Futurum CEO Daniel Newman joins Morning Brief to break down what these developments signal for Nvidia's strategy and investors.
To watch more expert insights and analysis on the latest market action, check out more Morning Brief here.
Well, NVIDIA CEO Jensen Huang announcing big developments at a trade show in Taiwan today. The chip maker launching a new system called NVLink Fusion that will allow companies to build semi-custom AI servers with NVIDIA's infrastructure. Huang also saying the company's building software to train and power humanoid robots in factories. Joining me now on this, Daniel Newman, he is Futurum's CEO. Dan, great to speak with you this morning. Thanks for making time for us. Talk to me about these developments, obviously, the big headlines coming out of this, but also what it signals for NVIDIA going forward.
Hey, good morning, Madison. Thanks for having me. Uh, yesterday was a big or today, depending where you are in the world, was a really big splash. Uh, Jensen Wong spent a good bit of time sort of reiterating where we're at and how quickly this AI is diffusing, and the investments that NVIDIA have made and why these are so important to what comes next. But as you mentioned, two of the big announcements, one being NVFusion, sort of opens up the walled garden. A lot of people have looked at NVIDIA and kind of called it the Apple of the AI ecosystem. Everything has to be all NVIDIA. And while this NVFusion doesn't completely make it say open in the sense of making all of the different chip makers available to the different NVIDIA infrastructures, it does open up CPUs like the one you mentioned from Qualcomm just a moment ago, to be able to pair with NVIDIA. And this is powerful in terms of bringing forward NVIDIA's ability to connect these computers together and start to drive innovation outside of the NVIDIA ecosystem, but also back again. As Jensen said, he wants you to buy something from him. On the other side, on the GRot 1.5N and what they're doing with Dream, it's so powerful. We know that the next big frontier of AI is all about being able to connect the physical world and make it, you know, sentient and make it able to understand the world. And with what they're doing with GRot, it's really advancing, bringing it forward. And it's not just about NVIDIA, it's about all the companies building robotics and building humanoids, being able to move faster.

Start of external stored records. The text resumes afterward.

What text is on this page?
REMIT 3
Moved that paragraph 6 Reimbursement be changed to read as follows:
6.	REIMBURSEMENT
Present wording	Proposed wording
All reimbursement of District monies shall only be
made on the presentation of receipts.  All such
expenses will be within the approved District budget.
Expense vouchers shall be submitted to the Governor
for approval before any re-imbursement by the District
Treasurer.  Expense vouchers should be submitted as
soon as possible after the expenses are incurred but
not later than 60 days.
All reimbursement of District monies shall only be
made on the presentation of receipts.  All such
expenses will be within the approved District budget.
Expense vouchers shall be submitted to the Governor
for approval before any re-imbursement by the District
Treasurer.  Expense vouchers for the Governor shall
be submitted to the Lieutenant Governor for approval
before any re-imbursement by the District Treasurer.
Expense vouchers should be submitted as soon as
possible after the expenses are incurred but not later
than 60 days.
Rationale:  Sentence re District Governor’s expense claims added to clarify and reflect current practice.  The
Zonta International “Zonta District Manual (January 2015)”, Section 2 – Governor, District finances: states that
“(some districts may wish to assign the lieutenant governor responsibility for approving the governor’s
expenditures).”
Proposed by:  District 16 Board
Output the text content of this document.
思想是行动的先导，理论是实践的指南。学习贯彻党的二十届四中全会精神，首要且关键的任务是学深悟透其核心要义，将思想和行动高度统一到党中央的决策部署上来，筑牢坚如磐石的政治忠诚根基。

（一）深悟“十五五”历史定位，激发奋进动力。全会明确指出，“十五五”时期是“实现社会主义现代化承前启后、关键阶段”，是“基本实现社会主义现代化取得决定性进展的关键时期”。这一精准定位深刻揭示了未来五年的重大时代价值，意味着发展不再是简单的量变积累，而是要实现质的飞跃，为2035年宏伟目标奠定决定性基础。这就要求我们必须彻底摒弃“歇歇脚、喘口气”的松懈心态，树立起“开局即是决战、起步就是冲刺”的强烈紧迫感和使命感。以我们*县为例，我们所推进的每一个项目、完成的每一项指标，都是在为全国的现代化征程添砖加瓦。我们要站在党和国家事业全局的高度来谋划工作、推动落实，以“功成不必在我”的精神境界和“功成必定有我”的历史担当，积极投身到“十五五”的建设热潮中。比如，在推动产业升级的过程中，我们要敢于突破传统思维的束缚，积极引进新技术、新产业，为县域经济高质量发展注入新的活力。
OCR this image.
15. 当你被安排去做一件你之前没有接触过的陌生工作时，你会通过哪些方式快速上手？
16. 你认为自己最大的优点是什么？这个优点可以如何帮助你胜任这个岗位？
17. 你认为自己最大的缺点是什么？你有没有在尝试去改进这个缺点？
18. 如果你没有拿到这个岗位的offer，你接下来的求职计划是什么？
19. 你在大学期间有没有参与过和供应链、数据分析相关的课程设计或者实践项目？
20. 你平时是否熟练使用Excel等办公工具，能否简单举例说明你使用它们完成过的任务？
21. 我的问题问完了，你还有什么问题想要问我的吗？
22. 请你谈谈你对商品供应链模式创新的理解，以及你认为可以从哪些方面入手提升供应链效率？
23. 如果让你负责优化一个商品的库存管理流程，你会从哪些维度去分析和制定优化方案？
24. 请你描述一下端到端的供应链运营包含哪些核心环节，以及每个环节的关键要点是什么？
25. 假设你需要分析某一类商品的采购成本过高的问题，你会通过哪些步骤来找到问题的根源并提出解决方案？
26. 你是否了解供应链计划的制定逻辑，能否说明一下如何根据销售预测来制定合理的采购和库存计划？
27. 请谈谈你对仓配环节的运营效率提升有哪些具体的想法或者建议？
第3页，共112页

So, Dan, thank you for that overview. When you think about these developments from an investor's perspective, are they bullish or bearish for NVIDIA given that they are sort of shifting away from that walled garden approach?
I think it's largely bullish. Of course you could say you want everyone all in on NVIDIA. I'm here at Dell Technologies World and I guarantee we're going to see more all in on NVIDIA. But realistically, that's just not how enterprises and how hyperscalers build. We know that the large hyperscalers are building some of their own custom compute, but they're also building with NVIDIA. Why not open that up so these companies can go big, but still benefit from where NVIDIA is leading? And that's in many areas, including how fast they can connect these machines to one another to deal with this massive volume of data, as we move to these agenti systems, which we are in the earliest days. And then, of course, as we do connect the physical world, we're going to need so much compute, so much energy, so much efficiency, and so many tokens, that I think trying to close the garden off entirely is probably a risk. And Jensen right now is playing his cards really well, whether it's how he's dealing with the politics of China and the Middle East, or how he's handling kind of opening up just a little bit to make sure that NVIDIA investors have a way to grow, even if not everything is NVIDIA silicon.